If you watch very much TV you will notice that a great proportion of advertisements are for medications. A medical problem is presented with the solution—a pill. Then a long list of side effects and risks are recited.
Every medication and medical intervention has side effects and risks. So, should medication be the first resort to an illness? My experiences as a teen, a mom and a nurse have led me to believe otherwise.
When I was sixteen or seventeen my periods were very irregular. My mother was worried and took me to a gynecologist who prescribed hormonal pills— better known as birth control pills. I began bleeding so heavily that I stopped using the pills and never touched them again. Today we know that hormonal contraception, pills or injections can cause abnormal bleeding, blood clots and increases the risk of breast cancer.
When my first three children were babies antibiotics were prescribed quickly and frequently. We went through a spiral of declining health. With my fourth child we tried supportive care—rest, fluids, chicken soup—along with a wait and see approach. This fourth child hardly ever needed an antibiotic. Eventually the medical field acknowledged that antibiotics were being used too frequently.
I graduated from the University of Michigan Nursing program, well versed in the science of medicine. I appreciate the marvels of modern medicine. When our son was being treated for leukemia we pursued the latest research and treatment. Modern medicine has great interventions when we need them. The question is when do we need intervention?
When I worked in hospital labor/delivery units I saw many interventions taking place. Some necessary, some not, some causing complications. I don’t think we even know the long term effects of the increasing use of pitocin, a synthetic hormone used to induce or stimulate labor.

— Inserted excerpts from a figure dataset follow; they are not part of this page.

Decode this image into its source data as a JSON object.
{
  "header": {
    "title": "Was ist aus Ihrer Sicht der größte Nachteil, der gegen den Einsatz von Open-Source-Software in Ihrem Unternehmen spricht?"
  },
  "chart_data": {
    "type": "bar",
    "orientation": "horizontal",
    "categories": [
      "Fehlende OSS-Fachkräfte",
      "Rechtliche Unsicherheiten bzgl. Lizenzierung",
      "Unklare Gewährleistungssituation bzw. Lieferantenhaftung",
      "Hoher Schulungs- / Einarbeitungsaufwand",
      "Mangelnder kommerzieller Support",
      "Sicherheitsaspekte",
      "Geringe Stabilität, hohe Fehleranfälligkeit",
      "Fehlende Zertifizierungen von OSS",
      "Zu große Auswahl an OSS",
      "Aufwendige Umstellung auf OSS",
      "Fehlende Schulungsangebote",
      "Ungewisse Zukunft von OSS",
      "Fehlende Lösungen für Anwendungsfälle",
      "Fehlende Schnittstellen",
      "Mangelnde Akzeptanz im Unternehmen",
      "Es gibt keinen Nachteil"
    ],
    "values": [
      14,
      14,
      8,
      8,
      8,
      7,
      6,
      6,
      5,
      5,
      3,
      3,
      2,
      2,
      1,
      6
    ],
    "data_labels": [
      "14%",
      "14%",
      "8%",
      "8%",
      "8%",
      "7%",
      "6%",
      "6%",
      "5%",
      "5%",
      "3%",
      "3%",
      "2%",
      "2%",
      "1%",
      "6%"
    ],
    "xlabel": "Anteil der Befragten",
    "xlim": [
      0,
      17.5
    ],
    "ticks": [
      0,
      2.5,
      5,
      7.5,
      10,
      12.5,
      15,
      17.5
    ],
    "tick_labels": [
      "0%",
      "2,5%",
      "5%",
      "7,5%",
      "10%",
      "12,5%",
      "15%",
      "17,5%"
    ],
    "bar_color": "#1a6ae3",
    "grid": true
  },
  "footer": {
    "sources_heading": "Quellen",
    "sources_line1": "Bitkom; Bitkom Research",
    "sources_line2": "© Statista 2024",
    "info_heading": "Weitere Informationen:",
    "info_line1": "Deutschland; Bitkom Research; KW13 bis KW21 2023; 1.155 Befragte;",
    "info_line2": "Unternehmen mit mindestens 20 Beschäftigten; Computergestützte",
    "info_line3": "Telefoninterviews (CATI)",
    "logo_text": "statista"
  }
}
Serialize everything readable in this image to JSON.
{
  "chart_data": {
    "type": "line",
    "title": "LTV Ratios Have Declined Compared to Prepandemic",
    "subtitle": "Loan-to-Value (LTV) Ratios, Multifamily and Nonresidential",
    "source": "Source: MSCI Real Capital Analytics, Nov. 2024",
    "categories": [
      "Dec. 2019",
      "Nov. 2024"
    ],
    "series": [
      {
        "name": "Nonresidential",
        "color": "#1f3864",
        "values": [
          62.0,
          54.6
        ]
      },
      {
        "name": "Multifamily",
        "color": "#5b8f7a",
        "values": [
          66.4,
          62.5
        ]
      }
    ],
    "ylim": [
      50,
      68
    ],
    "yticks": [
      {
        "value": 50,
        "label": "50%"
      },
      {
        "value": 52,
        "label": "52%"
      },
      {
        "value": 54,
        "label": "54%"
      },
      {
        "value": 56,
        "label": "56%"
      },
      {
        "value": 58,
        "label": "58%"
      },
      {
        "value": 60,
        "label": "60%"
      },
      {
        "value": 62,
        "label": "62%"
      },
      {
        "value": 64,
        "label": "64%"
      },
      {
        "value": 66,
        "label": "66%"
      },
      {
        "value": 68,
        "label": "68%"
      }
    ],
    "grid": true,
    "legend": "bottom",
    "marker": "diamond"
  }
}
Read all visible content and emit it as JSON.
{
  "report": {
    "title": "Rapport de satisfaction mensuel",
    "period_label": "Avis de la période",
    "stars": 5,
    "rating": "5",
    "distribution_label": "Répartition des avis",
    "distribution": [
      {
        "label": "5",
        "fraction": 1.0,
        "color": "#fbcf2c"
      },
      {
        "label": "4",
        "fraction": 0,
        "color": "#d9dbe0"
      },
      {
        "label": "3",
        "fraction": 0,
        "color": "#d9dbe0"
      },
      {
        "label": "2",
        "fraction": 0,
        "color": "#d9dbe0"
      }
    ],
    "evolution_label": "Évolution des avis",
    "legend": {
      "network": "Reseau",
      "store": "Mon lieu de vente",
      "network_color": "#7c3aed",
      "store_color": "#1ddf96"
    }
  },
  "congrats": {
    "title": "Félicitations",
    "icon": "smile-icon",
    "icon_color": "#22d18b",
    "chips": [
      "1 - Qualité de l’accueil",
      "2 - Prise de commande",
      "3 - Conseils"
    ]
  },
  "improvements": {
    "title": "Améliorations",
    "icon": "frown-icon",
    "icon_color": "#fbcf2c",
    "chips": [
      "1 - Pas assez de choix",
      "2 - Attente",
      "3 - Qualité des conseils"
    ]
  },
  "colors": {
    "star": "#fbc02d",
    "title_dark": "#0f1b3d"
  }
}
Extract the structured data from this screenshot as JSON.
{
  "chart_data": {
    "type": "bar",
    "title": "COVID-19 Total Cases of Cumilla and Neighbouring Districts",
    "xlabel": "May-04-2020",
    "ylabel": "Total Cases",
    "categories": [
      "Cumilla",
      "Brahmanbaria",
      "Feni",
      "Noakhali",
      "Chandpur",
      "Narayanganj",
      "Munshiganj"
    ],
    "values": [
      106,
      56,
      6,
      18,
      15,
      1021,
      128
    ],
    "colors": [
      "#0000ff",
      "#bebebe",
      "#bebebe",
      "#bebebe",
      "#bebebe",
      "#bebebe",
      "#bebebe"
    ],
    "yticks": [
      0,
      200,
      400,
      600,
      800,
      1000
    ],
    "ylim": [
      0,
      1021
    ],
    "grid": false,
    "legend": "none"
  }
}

When I began attending homebirths it became clear to me. Many of the interventions in childbirth are unnecessary. Women are equipped to give birth. My oldest daughter has given birth five times without medication or intervention.
At the same time I will admit that intervention is sometimes necessary. After beginning labor at home, my second daughter went to the hospital and needed intervention to assist the delivery of a healthy baby. But first she learned ways to support a natural birth and asked questions of her health provider.

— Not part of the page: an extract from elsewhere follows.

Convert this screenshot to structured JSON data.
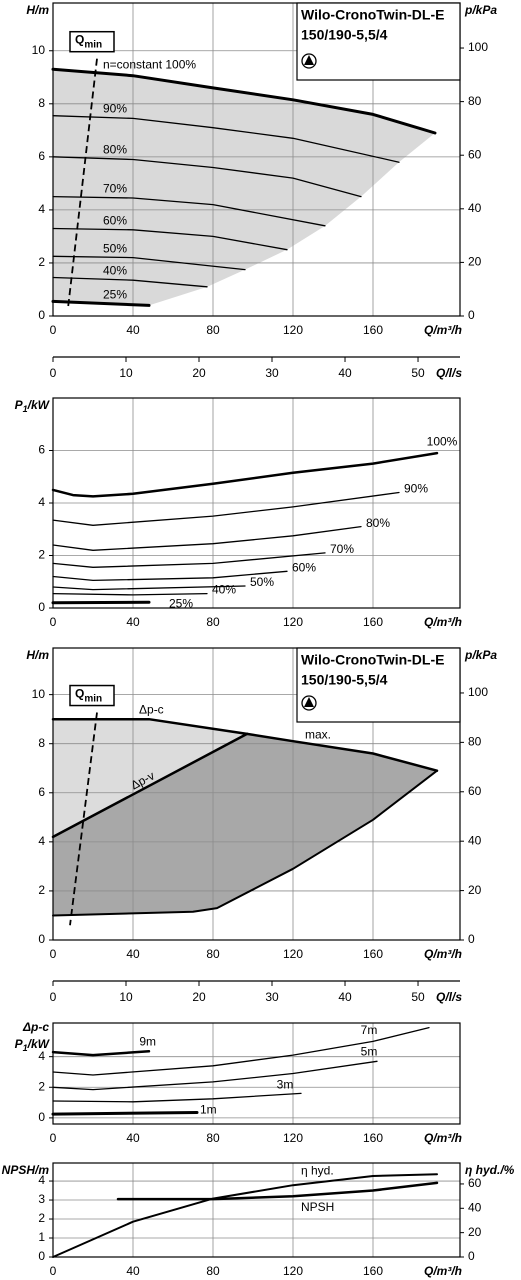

When do we need intervention? It is a question that we should be asking when 22 vaccines are recommended for children within the first 15 months of life. What is the risk of getting the disease? Could this vaccine be deferred? How serious is the disease? What are the side effects and risks posed by the vaccine? Is there a family history of vaccine reactions or allergies?

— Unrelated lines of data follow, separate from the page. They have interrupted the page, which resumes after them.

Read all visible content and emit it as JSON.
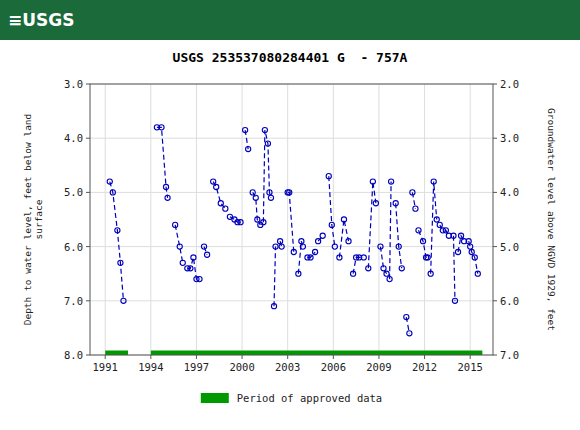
{
  "chart_data": {
    "type": "line",
    "header": {
      "text": "≡USGS",
      "color": "#1b6b3a"
    },
    "title": "USGS 253537080284401 G  - 757A",
    "ylabel": "Depth to water level, feet below land\nsurface",
    "y2label": "Groundwater level above NGVD 1929, feet",
    "xlim": [
      1990,
      2016.5
    ],
    "xticks": [
      1991,
      1994,
      1997,
      2000,
      2003,
      2006,
      2009,
      2012,
      2015
    ],
    "ylim": [
      8.0,
      3.0
    ],
    "yticks": [
      {
        "value": 3.0,
        "label": "3.0"
      },
      {
        "value": 4.0,
        "label": "4.0"
      },
      {
        "value": 5.0,
        "label": "5.0"
      },
      {
        "value": 6.0,
        "label": "6.0"
      },
      {
        "value": 7.0,
        "label": "7.0"
      },
      {
        "value": 8.0,
        "label": "8.0"
      }
    ],
    "y2lim": [
      7.0,
      2.0
    ],
    "y2ticks": [
      {
        "value": 2.0,
        "label": "2.0"
      },
      {
        "value": 3.0,
        "label": "3.0"
      },
      {
        "value": 4.0,
        "label": "4.0"
      },
      {
        "value": 5.0,
        "label": "5.0"
      },
      {
        "value": 6.0,
        "label": "6.0"
      },
      {
        "value": 7.0,
        "label": "7.0"
      }
    ],
    "grid": true,
    "legend": "bottom",
    "color": "#0000bb",
    "marker": "circle",
    "line_style": "dashed",
    "series": [
      {
        "x": [
          1991.3,
          1991.5,
          1991.8,
          1992.0,
          1992.2
        ],
        "values": [
          4.8,
          5.0,
          5.7,
          6.3,
          7.0
        ]
      },
      {
        "x": [
          1994.4,
          1994.7,
          1995.0,
          1995.1
        ],
        "values": [
          3.8,
          3.8,
          4.9,
          5.1
        ]
      },
      {
        "x": [
          1995.6,
          1995.9,
          1996.1
        ],
        "values": [
          5.6,
          6.0,
          6.3
        ]
      },
      {
        "x": [
          1996.4,
          1996.6,
          1996.8,
          1997.0,
          1997.2
        ],
        "values": [
          6.4,
          6.4,
          6.2,
          6.6,
          6.6
        ]
      },
      {
        "x": [
          1997.5,
          1997.7
        ],
        "values": [
          6.0,
          6.15
        ]
      },
      {
        "x": [
          1998.1,
          1998.3,
          1998.6,
          1998.9
        ],
        "values": [
          4.8,
          4.9,
          5.2,
          5.3
        ]
      },
      {
        "x": [
          1999.2,
          1999.5,
          1999.7,
          1999.9
        ],
        "values": [
          5.45,
          5.5,
          5.55,
          5.55
        ]
      },
      {
        "x": [
          2000.2,
          2000.4
        ],
        "values": [
          3.85,
          4.2
        ]
      },
      {
        "x": [
          2000.7,
          2000.9,
          2001.0,
          2001.2
        ],
        "values": [
          5.0,
          5.1,
          5.5,
          5.6
        ]
      },
      {
        "x": [
          2001.4,
          2001.5,
          2001.7,
          2001.8,
          2001.9
        ],
        "values": [
          5.55,
          3.85,
          4.1,
          5.0,
          5.1
        ]
      },
      {
        "x": [
          2002.1,
          2002.2
        ],
        "values": [
          7.1,
          6.0
        ]
      },
      {
        "x": [
          2002.5,
          2002.6
        ],
        "values": [
          5.9,
          6.0
        ]
      },
      {
        "x": [
          2003.0,
          2003.1,
          2003.4
        ],
        "values": [
          5.0,
          5.0,
          6.1
        ]
      },
      {
        "x": [
          2003.7,
          2003.9,
          2004.0
        ],
        "values": [
          6.5,
          5.9,
          6.0
        ]
      },
      {
        "x": [
          2004.3,
          2004.5,
          2004.8
        ],
        "values": [
          6.2,
          6.2,
          6.1
        ]
      },
      {
        "x": [
          2005.0,
          2005.3
        ],
        "values": [
          5.9,
          5.8
        ]
      },
      {
        "x": [
          2005.7,
          2005.9,
          2006.1
        ],
        "values": [
          4.7,
          5.6,
          6.0
        ]
      },
      {
        "x": [
          2006.4,
          2006.7,
          2007.0
        ],
        "values": [
          6.2,
          5.5,
          5.9
        ]
      },
      {
        "x": [
          2007.3,
          2007.5,
          2007.7,
          2008.0
        ],
        "values": [
          6.5,
          6.2,
          6.2,
          6.2
        ]
      },
      {
        "x": [
          2008.3,
          2008.6,
          2008.8
        ],
        "values": [
          6.4,
          4.8,
          5.2
        ]
      },
      {
        "x": [
          2009.1,
          2009.3,
          2009.5
        ],
        "values": [
          6.0,
          6.4,
          6.5
        ]
      },
      {
        "x": [
          2009.7,
          2009.8
        ],
        "values": [
          6.6,
          4.8
        ]
      },
      {
        "x": [
          2010.1,
          2010.3,
          2010.5
        ],
        "values": [
          5.2,
          6.0,
          6.4
        ]
      },
      {
        "x": [
          2010.8,
          2011.0
        ],
        "values": [
          7.3,
          7.6
        ]
      },
      {
        "x": [
          2011.2,
          2011.4
        ],
        "values": [
          5.0,
          5.3
        ]
      },
      {
        "x": [
          2011.6,
          2011.9,
          2012.1,
          2012.2
        ],
        "values": [
          5.7,
          5.9,
          6.2,
          6.2
        ]
      },
      {
        "x": [
          2012.4,
          2012.6,
          2012.8
        ],
        "values": [
          6.5,
          4.8,
          5.5
        ]
      },
      {
        "x": [
          2013.0,
          2013.2,
          2013.4,
          2013.6
        ],
        "values": [
          5.6,
          5.7,
          5.7,
          5.8
        ]
      },
      {
        "x": [
          2013.9,
          2014.0
        ],
        "values": [
          5.8,
          7.0
        ]
      },
      {
        "x": [
          2014.2,
          2014.4,
          2014.6
        ],
        "values": [
          6.1,
          5.8,
          5.9
        ]
      },
      {
        "x": [
          2014.9,
          2015.0,
          2015.1,
          2015.3,
          2015.5
        ],
        "values": [
          5.9,
          6.0,
          6.1,
          6.2,
          6.5
        ]
      }
    ],
    "approved": {
      "name": "Period of approved data",
      "color": "#009900",
      "y": 8.0,
      "segments": [
        [
          1991.0,
          1992.5
        ],
        [
          1994.0,
          2015.8
        ]
      ]
    }
  }
}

Like antibiotics, I believe the day is coming when the medical field will acknowledge that we are giving too many vaccines. But before that happens parents and voters will have to respond to the huge push by lawmakers (funded by pharmaceutical companies) to make all these vaccines mandatory. California is making news that is unsettling. Read about the doctor who is under review for giving a vaccine exemption. Click here.
With time I have learned to trust the body and do the practical things. It is important to evaluate diet and make healthy changes. Sometimes we need to slow the pace of life and rest.
I have also learned that God has given us some tools for health in nature. I keep garlic in my kitchen. I grow herbs in my garden. I have learned about the benefits of elderberries and the cheerful calendula flower.
Our diet has improved over the years, and I am a minimalist when it comes to medication.